This is a very good article, on the subject of the distribution of the minimum of several random variables, by Joshua Hill:

http://www.untruth.org/~josh/math/normal-min.pdf

Although this problem is very simple to solve using random numbers, the finding of a formula is very difficult and it's the first time I saw a treatment of the subject, although I 've been looking for it.

Can you help me understand more about this ?
In particular, how does the computational method using "Mathematika" described at the end of Joshua Hill's work ?
How can I make an algorithm for it, outside the "Mathematika" environment ?
Or is there some other simpler approximation to the formula ?

Just a quick note... it's "Mathematica" and you don't need the quotes every time.

Note that the title you gave the thread is more correct than your first line in that the paper talks about the specific case of normal random variables.

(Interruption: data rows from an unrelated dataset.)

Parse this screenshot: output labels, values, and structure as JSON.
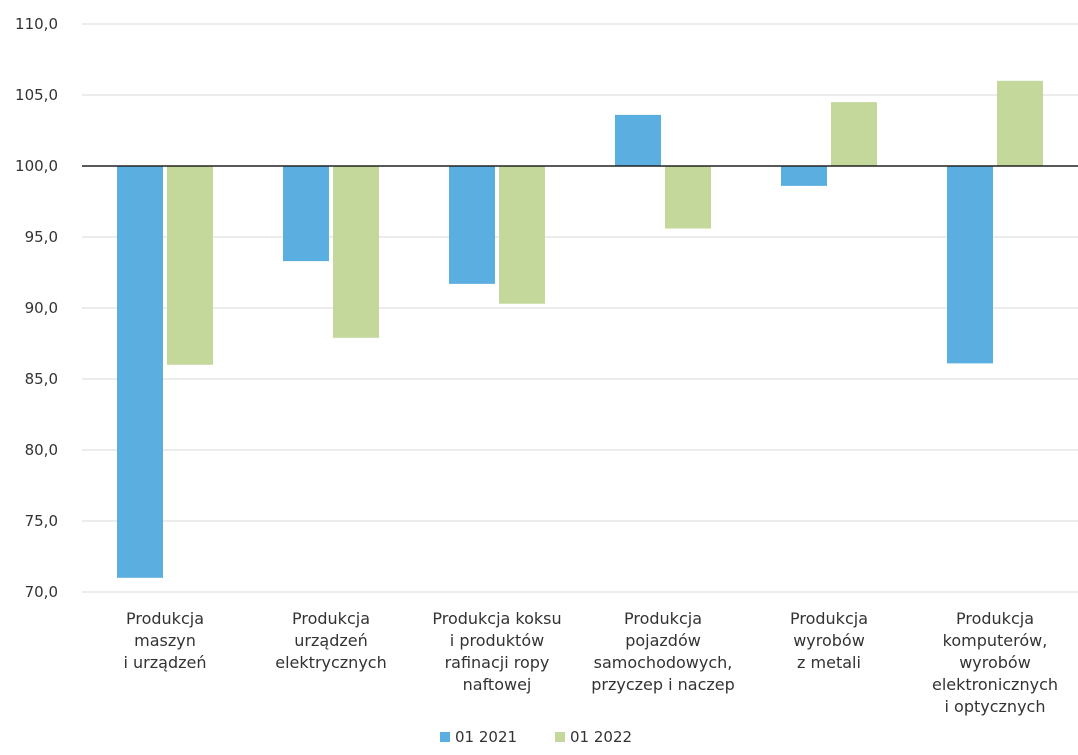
{
  "chart_data": {
    "type": "bar",
    "categories": [
      [
        "Produkcja",
        "maszyn",
        "i urządzeń"
      ],
      [
        "Produkcja",
        "urządzeń",
        "elektrycznych"
      ],
      [
        "Produkcja koksu",
        "i produktów",
        "rafinacji ropy",
        "naftowej"
      ],
      [
        "Produkcja",
        "pojazdów",
        "samochodowych,",
        "przyczep i naczep"
      ],
      [
        "Produkcja",
        "wyrobów",
        "z metali"
      ],
      [
        "Produkcja",
        "komputerów,",
        "wyrobów",
        "elektronicznych",
        "i optycznych"
      ]
    ],
    "series": [
      {
        "name": "01 2021",
        "color": "#5aaee0",
        "values": [
          71.0,
          93.3,
          91.7,
          103.6,
          98.6,
          86.1
        ]
      },
      {
        "name": "01 2022",
        "color": "#c4d89c",
        "values": [
          86.0,
          87.9,
          90.3,
          95.6,
          104.5,
          106.0
        ]
      }
    ],
    "baseline": 100.0,
    "ylim": [
      70,
      110
    ],
    "yticks": [
      "70,0",
      "75,0",
      "80,0",
      "85,0",
      "90,0",
      "95,0",
      "100,0",
      "105,0",
      "110,0"
    ],
    "grid": true,
    "legend_position": "bottom-center"
  }
}
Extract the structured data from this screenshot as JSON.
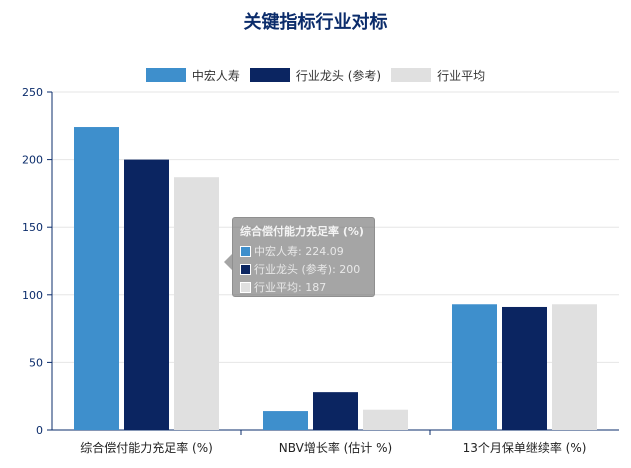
{
  "colors": {
    "series_1": "#3e8fcc",
    "series_2": "#0b2561",
    "series_3": "#e0e0e0",
    "axis": "#0b2c6b",
    "grid": "#e6e6e6"
  },
  "chart_data": {
    "type": "bar",
    "title": "关键指标行业对标",
    "categories": [
      "综合偿付能力充足率 (%)",
      "NBV增长率 (估计 %)",
      "13个月保单继续率 (%)"
    ],
    "series": [
      {
        "name": "中宏人寿",
        "values": [
          224.09,
          14,
          93
        ]
      },
      {
        "name": "行业龙头 (参考)",
        "values": [
          200,
          28,
          91
        ]
      },
      {
        "name": "行业平均",
        "values": [
          187,
          15,
          93
        ]
      }
    ],
    "ylim": [
      0,
      250
    ],
    "yticks": [
      0,
      50,
      100,
      150,
      200,
      250
    ],
    "grid": true,
    "legend_position": "top"
  },
  "tooltip": {
    "title": "综合偿付能力充足率 (%)",
    "rows": [
      "中宏人寿: 224.09",
      "行业龙头 (参考): 200",
      "行业平均: 187"
    ]
  }
}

I only bring it up because you mentioned in the other thread about the max of random variables that they're related and they are indeed related but that was talking in general for random variables with a common CDF that differ only by a location parameter.

Simulations are indeed easier to do than the mathematics behind it. The abstract manipulations of order statistics isn't too horrible if you're dealing with the min or the max but once you actually have a specific distribution to work with things can be ugly if you actually want to integrate.

It's a cdf rather than pdf, and it solves the problem of maximum also (for unocorrelated variables), as maximum = -minimum.
I don't know how to paste the integral here but it looks to me that the
part involving x, the test parameter, factors out of the integration.

So it reduces to something like:

p(x) = A . EXP ( - B . (X - M ) ^ 2 )

where A, B are problem specific constants (but not global constants) and M is the theoretical mean
of the variable x.
Can this be true ?

That's a fairly recent paper (published in May 10, 2010).